Wayne was recently awarded for 30 years of serving as a firearm safety instructor by the game warden of the Minnesota Department of Natural Resources. The award is a beautiful print of 2 dogs waiting to go out hunting with their master, and an engraved plate on the frame commemorating his years of service. It is proudly displayed in his home, along with many mounted trophies from his hunting and fishing days. Both Wayne and Audrey have their fair share of taxidermied memories, and I was privy to several stories as I asked about the fish and animals on display.

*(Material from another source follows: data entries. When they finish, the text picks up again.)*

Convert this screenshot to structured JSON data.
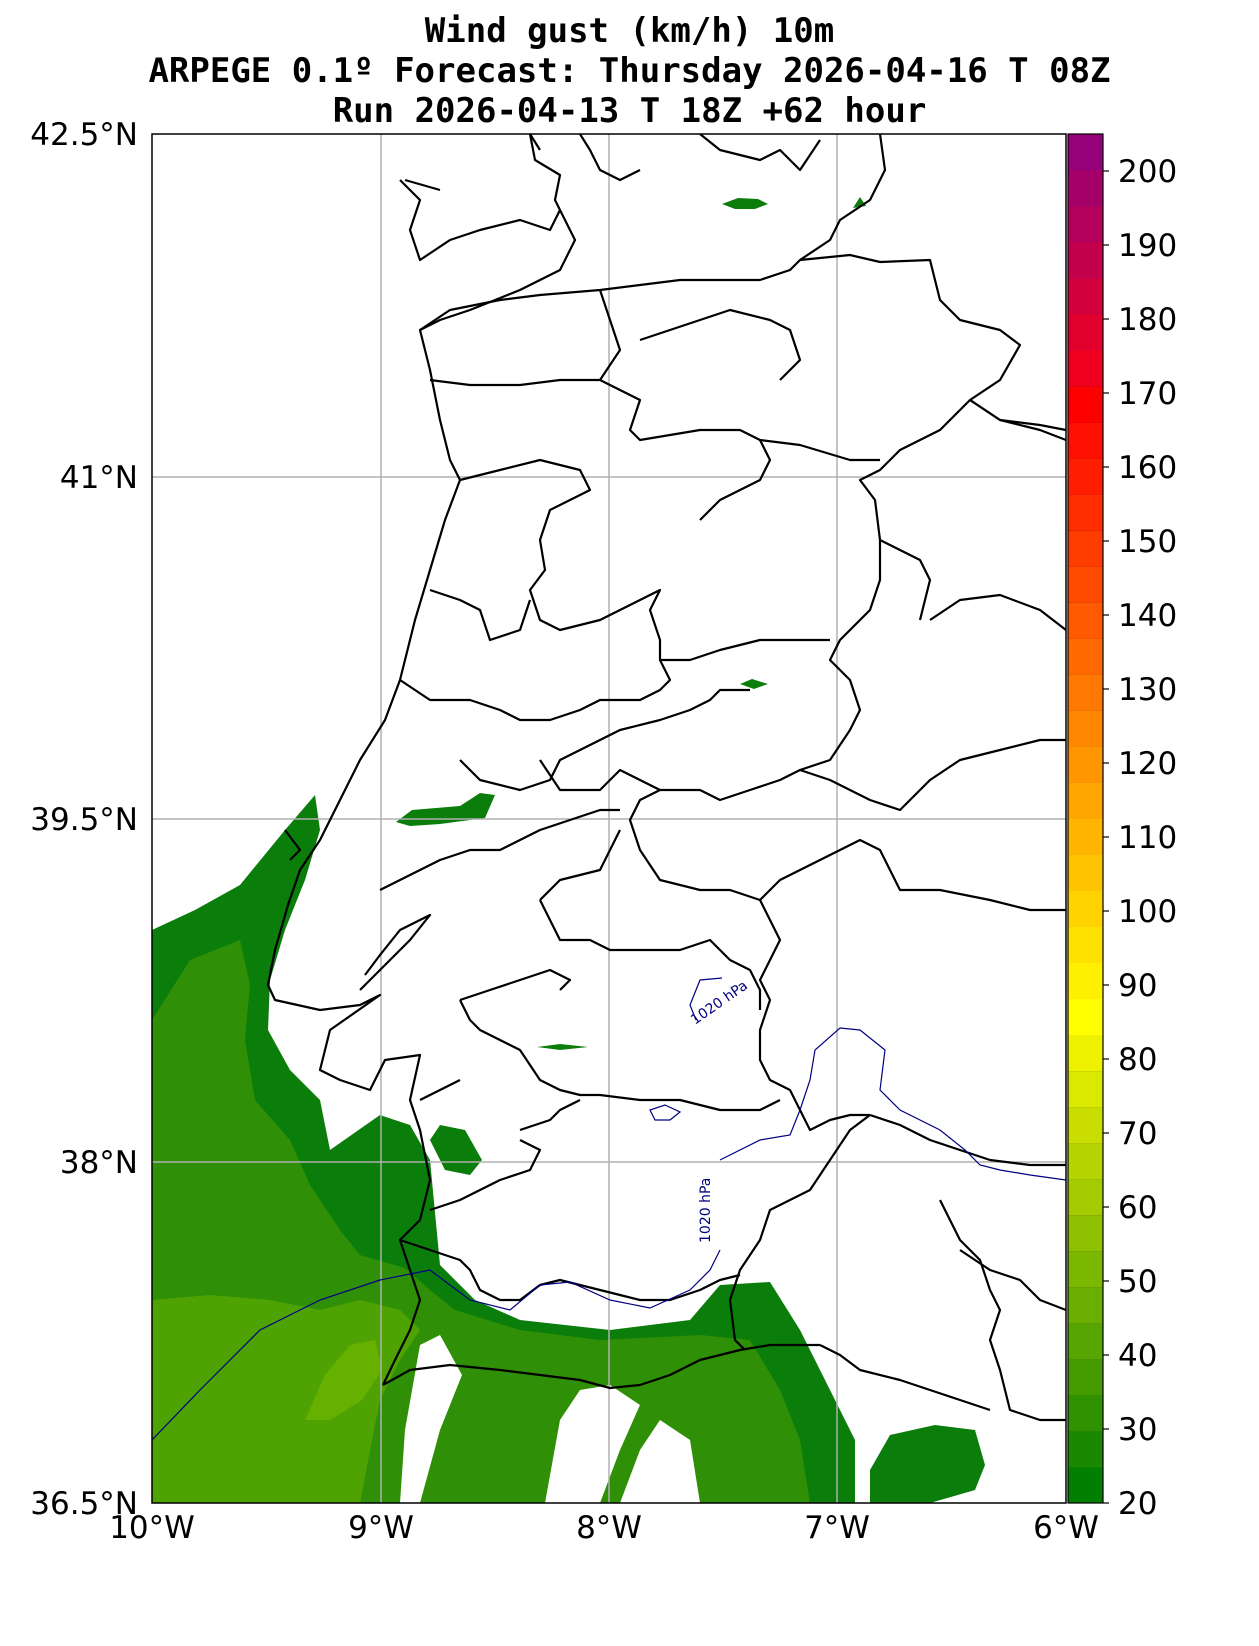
{
  "titles": {
    "line1": "Wind gust (km/h) 10m",
    "line2": "ARPEGE 0.1º Forecast: Thursday 2026-04-16 T 08Z",
    "line3": "Run 2026-04-13 T 18Z +62 hour"
  },
  "axes": {
    "lat_labels": [
      "42.5°N",
      "41°N",
      "39.5°N",
      "38°N",
      "36.5°N"
    ],
    "lon_labels": [
      "10°W",
      "9°W",
      "8°W",
      "7°W",
      "6°W"
    ],
    "lat_range": [
      36.5,
      42.5
    ],
    "lon_range": [
      -10,
      -6
    ]
  },
  "colorbar": {
    "labels": [
      "200",
      "190",
      "180",
      "170",
      "160",
      "150",
      "140",
      "130",
      "120",
      "110",
      "100",
      "90",
      "80",
      "70",
      "60",
      "50",
      "40",
      "30",
      "20"
    ],
    "range": [
      20,
      205
    ],
    "colors": [
      "#007f00",
      "#1a8800",
      "#309200",
      "#449b00",
      "#57a500",
      "#6aae00",
      "#7db800",
      "#90c100",
      "#a3cb00",
      "#b6d400",
      "#c9de00",
      "#dbe800",
      "#eef100",
      "#ffff00",
      "#fff000",
      "#ffe100",
      "#ffd200",
      "#ffc300",
      "#ffb400",
      "#ffa500",
      "#ff9600",
      "#ff8700",
      "#ff7800",
      "#ff6900",
      "#ff5a00",
      "#ff4b00",
      "#ff3c00",
      "#ff2d00",
      "#ff1e00",
      "#ff0f00",
      "#ff0000",
      "#f0001e",
      "#e1002d",
      "#d2003c",
      "#c3004b",
      "#b4005a",
      "#a50069",
      "#960078"
    ]
  },
  "isobars": {
    "label_a": "1020 hPa",
    "label_b": "1020 hPa",
    "color": "#000080"
  },
  "map_colors": {
    "gust_dark": "#0b7d0b",
    "gust_mid": "#2f8f06",
    "gust_light": "#4ea303",
    "gust_lighter": "#66b100"
  }
}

Wayne grew up in Mazeppa, and at age 13 went to work on a farm in Zumbrota. That is where his love of hunting and fishing began. He worked on the farm and went to school in his sophomore and junior years, and then on to Red Wing to finish out his senior year. And that is where he met the love of his life. Audrey had moved to Red Wing for nurses training, and that is where they met. They were married in 1958. Since farming was something he knew and enjoyed, the Livingstons bought a farm in Roscoe in 1970 to raise their son Randy and daughter Laurie. Wayne also worked for IBM at the time as a 1st Line Manufacturing manager, and remained there for 32 years. He continued to farm for 43 years before injuring his leg in 2012, and moving into Wanamingo.

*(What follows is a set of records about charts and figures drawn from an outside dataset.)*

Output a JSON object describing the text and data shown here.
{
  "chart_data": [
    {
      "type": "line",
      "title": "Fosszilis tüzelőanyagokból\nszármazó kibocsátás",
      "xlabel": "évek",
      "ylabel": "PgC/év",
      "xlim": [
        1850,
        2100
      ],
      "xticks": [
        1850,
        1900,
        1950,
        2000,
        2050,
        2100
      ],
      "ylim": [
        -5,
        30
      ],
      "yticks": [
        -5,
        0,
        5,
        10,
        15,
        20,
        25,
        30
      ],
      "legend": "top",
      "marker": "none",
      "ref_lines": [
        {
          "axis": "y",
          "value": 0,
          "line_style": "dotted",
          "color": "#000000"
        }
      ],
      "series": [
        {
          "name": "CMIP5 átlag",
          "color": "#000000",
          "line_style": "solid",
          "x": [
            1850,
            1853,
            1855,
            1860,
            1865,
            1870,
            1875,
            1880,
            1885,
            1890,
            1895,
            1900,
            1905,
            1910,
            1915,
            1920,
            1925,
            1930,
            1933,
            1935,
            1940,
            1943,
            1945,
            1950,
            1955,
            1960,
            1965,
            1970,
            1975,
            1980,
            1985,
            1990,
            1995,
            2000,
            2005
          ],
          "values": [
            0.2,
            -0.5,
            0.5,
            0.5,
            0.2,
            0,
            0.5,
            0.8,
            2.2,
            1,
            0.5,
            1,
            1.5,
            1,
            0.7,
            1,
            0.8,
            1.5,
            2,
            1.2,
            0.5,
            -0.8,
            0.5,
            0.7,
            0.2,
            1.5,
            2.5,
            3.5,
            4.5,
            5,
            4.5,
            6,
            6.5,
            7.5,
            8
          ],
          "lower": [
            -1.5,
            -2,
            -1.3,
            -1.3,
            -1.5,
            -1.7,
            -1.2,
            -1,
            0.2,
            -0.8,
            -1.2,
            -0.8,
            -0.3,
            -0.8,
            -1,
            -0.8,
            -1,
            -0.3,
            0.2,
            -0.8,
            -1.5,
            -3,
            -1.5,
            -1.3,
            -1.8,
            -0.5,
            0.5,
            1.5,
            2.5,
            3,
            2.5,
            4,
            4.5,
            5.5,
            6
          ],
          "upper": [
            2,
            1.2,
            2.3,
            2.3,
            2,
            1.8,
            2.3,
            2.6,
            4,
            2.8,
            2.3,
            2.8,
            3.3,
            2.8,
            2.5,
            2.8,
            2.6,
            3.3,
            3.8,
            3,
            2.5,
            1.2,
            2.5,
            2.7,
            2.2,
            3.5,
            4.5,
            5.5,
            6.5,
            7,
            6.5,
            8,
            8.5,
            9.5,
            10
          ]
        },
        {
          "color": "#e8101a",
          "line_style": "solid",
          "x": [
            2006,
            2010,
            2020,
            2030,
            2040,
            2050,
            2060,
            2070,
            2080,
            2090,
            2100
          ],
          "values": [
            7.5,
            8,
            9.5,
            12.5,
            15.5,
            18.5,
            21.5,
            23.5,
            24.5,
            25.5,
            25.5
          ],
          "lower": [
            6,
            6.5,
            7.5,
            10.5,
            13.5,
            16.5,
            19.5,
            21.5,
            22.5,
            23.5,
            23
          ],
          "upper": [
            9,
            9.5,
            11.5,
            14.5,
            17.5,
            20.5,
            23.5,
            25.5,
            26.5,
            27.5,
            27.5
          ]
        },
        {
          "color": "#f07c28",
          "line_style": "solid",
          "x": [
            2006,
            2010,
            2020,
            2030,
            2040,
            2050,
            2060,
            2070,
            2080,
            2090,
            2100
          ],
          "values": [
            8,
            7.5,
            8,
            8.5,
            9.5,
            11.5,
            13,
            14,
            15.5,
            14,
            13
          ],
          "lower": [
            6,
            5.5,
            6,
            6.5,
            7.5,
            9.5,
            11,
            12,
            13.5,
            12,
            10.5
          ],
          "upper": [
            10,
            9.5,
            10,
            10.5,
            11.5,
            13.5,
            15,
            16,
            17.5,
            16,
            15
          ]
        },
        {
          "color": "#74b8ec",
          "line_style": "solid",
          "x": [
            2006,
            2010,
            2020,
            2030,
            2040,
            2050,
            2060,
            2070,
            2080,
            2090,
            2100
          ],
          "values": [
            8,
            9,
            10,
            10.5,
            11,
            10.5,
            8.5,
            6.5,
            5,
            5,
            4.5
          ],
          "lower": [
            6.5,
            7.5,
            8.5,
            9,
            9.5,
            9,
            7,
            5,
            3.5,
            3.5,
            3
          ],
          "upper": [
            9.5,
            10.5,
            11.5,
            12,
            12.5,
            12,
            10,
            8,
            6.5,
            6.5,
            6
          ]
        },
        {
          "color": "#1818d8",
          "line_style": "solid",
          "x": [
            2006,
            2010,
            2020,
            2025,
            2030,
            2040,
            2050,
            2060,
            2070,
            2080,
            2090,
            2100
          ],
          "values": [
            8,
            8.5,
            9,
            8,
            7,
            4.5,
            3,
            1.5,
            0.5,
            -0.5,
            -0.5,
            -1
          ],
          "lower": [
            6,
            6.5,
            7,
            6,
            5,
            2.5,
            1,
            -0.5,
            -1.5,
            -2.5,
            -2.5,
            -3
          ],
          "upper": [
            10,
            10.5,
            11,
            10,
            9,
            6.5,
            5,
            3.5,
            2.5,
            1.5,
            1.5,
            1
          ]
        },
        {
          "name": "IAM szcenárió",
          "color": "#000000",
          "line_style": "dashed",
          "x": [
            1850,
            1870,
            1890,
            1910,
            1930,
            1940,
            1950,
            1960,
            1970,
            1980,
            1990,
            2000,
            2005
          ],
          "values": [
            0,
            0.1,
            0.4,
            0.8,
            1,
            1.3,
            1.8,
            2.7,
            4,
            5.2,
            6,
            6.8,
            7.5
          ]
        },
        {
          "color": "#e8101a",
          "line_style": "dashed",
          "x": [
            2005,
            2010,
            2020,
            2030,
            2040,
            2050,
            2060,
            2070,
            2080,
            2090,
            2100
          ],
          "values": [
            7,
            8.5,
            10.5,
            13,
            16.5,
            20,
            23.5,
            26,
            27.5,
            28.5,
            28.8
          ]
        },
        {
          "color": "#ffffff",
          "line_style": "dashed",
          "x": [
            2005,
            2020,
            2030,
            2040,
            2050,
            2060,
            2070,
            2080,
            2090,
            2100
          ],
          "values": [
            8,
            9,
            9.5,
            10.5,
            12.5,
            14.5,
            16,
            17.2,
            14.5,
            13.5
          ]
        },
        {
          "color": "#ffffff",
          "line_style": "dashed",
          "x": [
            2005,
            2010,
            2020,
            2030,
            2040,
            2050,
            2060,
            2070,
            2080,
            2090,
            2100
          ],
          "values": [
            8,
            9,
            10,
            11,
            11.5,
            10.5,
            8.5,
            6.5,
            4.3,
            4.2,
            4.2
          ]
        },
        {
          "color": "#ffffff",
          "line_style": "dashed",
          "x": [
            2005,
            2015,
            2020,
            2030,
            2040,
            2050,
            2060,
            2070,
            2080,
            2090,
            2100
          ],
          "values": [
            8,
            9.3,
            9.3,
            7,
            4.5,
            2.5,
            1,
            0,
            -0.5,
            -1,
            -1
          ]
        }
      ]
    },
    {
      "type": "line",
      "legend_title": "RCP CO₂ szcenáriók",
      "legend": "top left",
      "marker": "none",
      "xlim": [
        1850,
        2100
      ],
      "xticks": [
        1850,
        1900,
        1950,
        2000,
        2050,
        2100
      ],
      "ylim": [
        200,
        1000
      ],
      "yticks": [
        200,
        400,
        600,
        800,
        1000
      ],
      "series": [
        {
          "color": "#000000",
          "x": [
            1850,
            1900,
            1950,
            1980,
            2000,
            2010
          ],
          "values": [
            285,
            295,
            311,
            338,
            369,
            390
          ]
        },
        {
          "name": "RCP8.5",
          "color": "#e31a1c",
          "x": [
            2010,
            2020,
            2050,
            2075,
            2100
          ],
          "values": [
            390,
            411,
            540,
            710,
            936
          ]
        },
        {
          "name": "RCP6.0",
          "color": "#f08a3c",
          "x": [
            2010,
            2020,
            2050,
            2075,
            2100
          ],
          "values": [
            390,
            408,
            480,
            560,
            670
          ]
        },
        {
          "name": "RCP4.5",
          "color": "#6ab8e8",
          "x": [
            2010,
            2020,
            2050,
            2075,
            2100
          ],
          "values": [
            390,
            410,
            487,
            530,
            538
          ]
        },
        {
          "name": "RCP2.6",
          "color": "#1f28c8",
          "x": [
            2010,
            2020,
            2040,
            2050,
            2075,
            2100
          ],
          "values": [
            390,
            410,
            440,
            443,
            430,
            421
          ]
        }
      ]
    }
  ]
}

Being an avid hunter and fisherman, he took an advanced course in firearm safety. Eventually, he was asked to "help out" in the firearm safety programs in Rochester, Wanamingo, and Zumbrota, and he accepted the position. He remained as a trainer for 30 years!
I asked him what he taught his students in those 30 years. He said firearm safety consists of more than properly shooting a gun. It's what to do when someone hands you a gun, how to operate it, and what to wear while hunting. Also, knowing how to survive if you get lost is of utmost importance. Wayne learned this lesson the hard way in 1974. He was hunting in northern Minnesota with his son and their 2 friends tracking a moose they had sighted when he got separated from the rest of his party. I asked him how that happened, and he said he didn't map out his coordinates, and he should have been more prepared. He had to build a shelter and shoot and cook up a squirrel to survive in the 2 ½ days he wandered about. On the 3rd day, he was rescued by a helicopter search team, but he was already heading back to camp. How? By using his map and compass like he should have done to begin with! Lesson learned! So, add survival skills to the tool box.

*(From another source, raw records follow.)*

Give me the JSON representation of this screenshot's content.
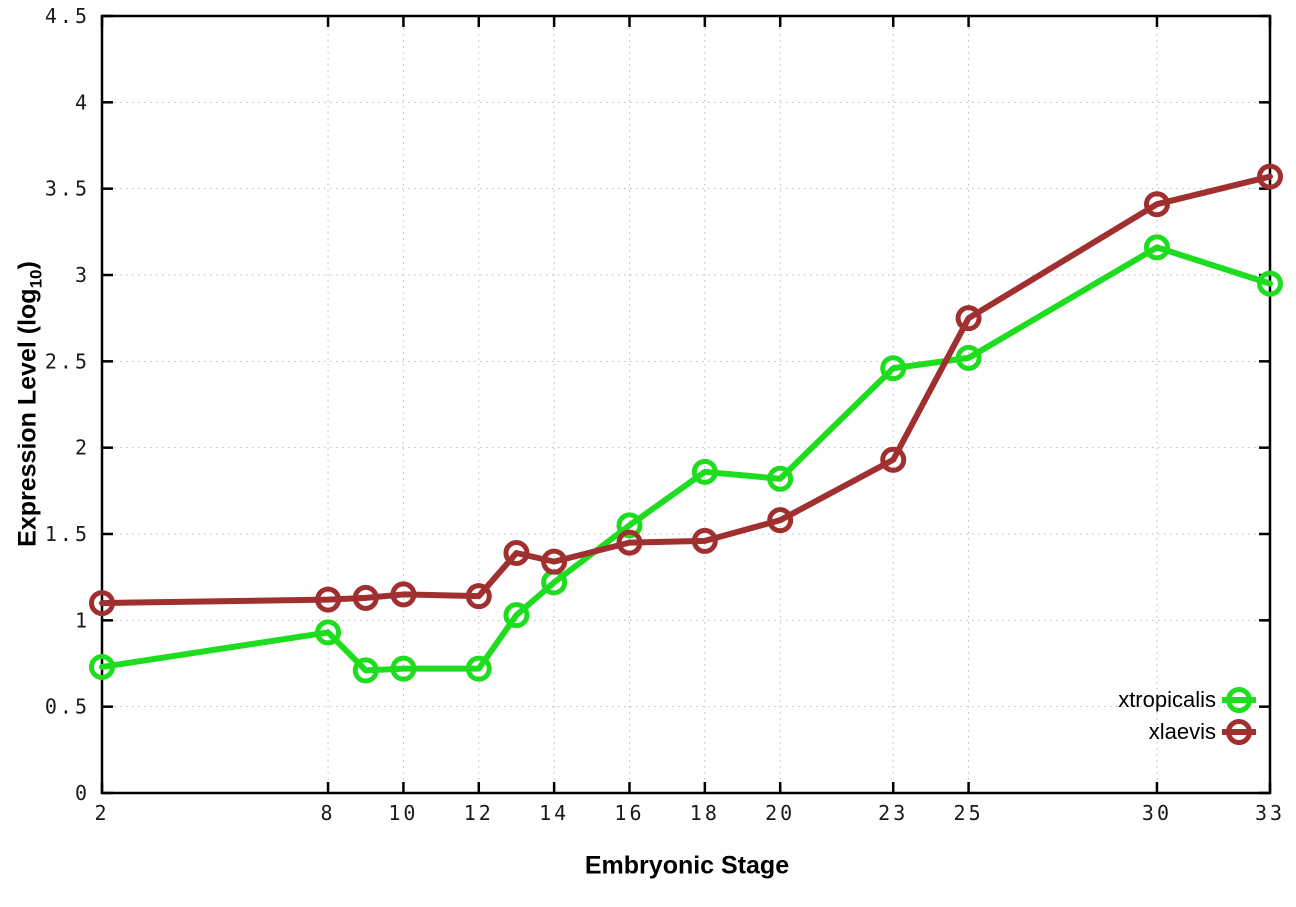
{
  "chart_data": {
    "type": "line",
    "title": "",
    "xlabel": "Embryonic Stage",
    "ylabel": "Expression Level (log10)",
    "ylabel_parts": {
      "pre": "Expression Level (log",
      "sub": "10",
      "post": ")"
    },
    "xlim": [
      2,
      33
    ],
    "ylim": [
      0,
      4.5
    ],
    "x_ticks": [
      2,
      8,
      10,
      12,
      14,
      16,
      18,
      20,
      23,
      25,
      30,
      33
    ],
    "x_tick_labels": [
      "2",
      "8",
      "10",
      "12",
      "14",
      "16",
      "18",
      "20",
      "23",
      "25",
      "30",
      "33"
    ],
    "y_ticks": [
      0,
      0.5,
      1,
      1.5,
      2,
      2.5,
      3,
      3.5,
      4,
      4.5
    ],
    "y_tick_labels": [
      "0",
      "0.5",
      "1",
      "1.5",
      "2",
      "2.5",
      "3",
      "3.5",
      "4",
      "4.5"
    ],
    "grid": true,
    "grid_style": "dotted",
    "legend_position": "bottom-right-inside",
    "background": "#ffffff",
    "colors": {
      "grid": "#b9b9b9",
      "axis": "#000000",
      "tick_label": "#1a1a1a"
    },
    "series": [
      {
        "name": "xtropicalis",
        "color": "#1edc1e",
        "marker": "open-circle",
        "x": [
          2,
          8,
          9,
          10,
          12,
          13,
          14,
          16,
          18,
          20,
          23,
          25,
          30,
          33
        ],
        "y": [
          0.73,
          0.93,
          0.71,
          0.72,
          0.72,
          1.03,
          1.22,
          1.55,
          1.86,
          1.82,
          2.46,
          2.52,
          3.16,
          2.95
        ]
      },
      {
        "name": "xlaevis",
        "color": "#a02f2f",
        "marker": "open-circle",
        "x": [
          2,
          8,
          9,
          10,
          12,
          13,
          14,
          16,
          18,
          20,
          23,
          25,
          30,
          33
        ],
        "y": [
          1.1,
          1.12,
          1.13,
          1.15,
          1.14,
          1.39,
          1.34,
          1.45,
          1.46,
          1.58,
          1.93,
          2.75,
          3.41,
          3.57
        ]
      }
    ]
  }
}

Wondering about the ages of those he taught, the answer is 12 to 72. I asked him if he ever hears back from his students, and he said just 2 weeks ago a man came up to him and Audrey at the Dairy Queen and thanked him for his training, and told Audrey what a great job he did.
He has also helped mothers to understand how important hunter safety training is. He teaches the mothers not to be afraid of the gun itself. "With the proper training, a gun is no more than a tool", says Wayne. "When a mother is concerned about her children taking the course, it is because she doesn't understand. I teach her how important it is to know that safety training gives her child knowledge of the tool, and how to properly use it. A firearm won't hurt you unless there's an idiot behind it!'
I asked him where his favorite place to hunt was, and he decided the Northwest Territories were the most eventful. From almost missing a ferry because of being detained at a check point, to the Caribou hunts he had the pleasure of being part of, it ranks at the top of his list. Wayne has hunted in all but two of the Canadian Territories and provinces, and many of the best hunting spots in United States. He has had many experiences on those trips, and has a lot of stories to tell. In his living room are many of the subjects of his adventures! There were a few fish and mammals I had never seen before. What a pleasure it was to hear his stories!
Congratualtions, Wayne, on a job well done!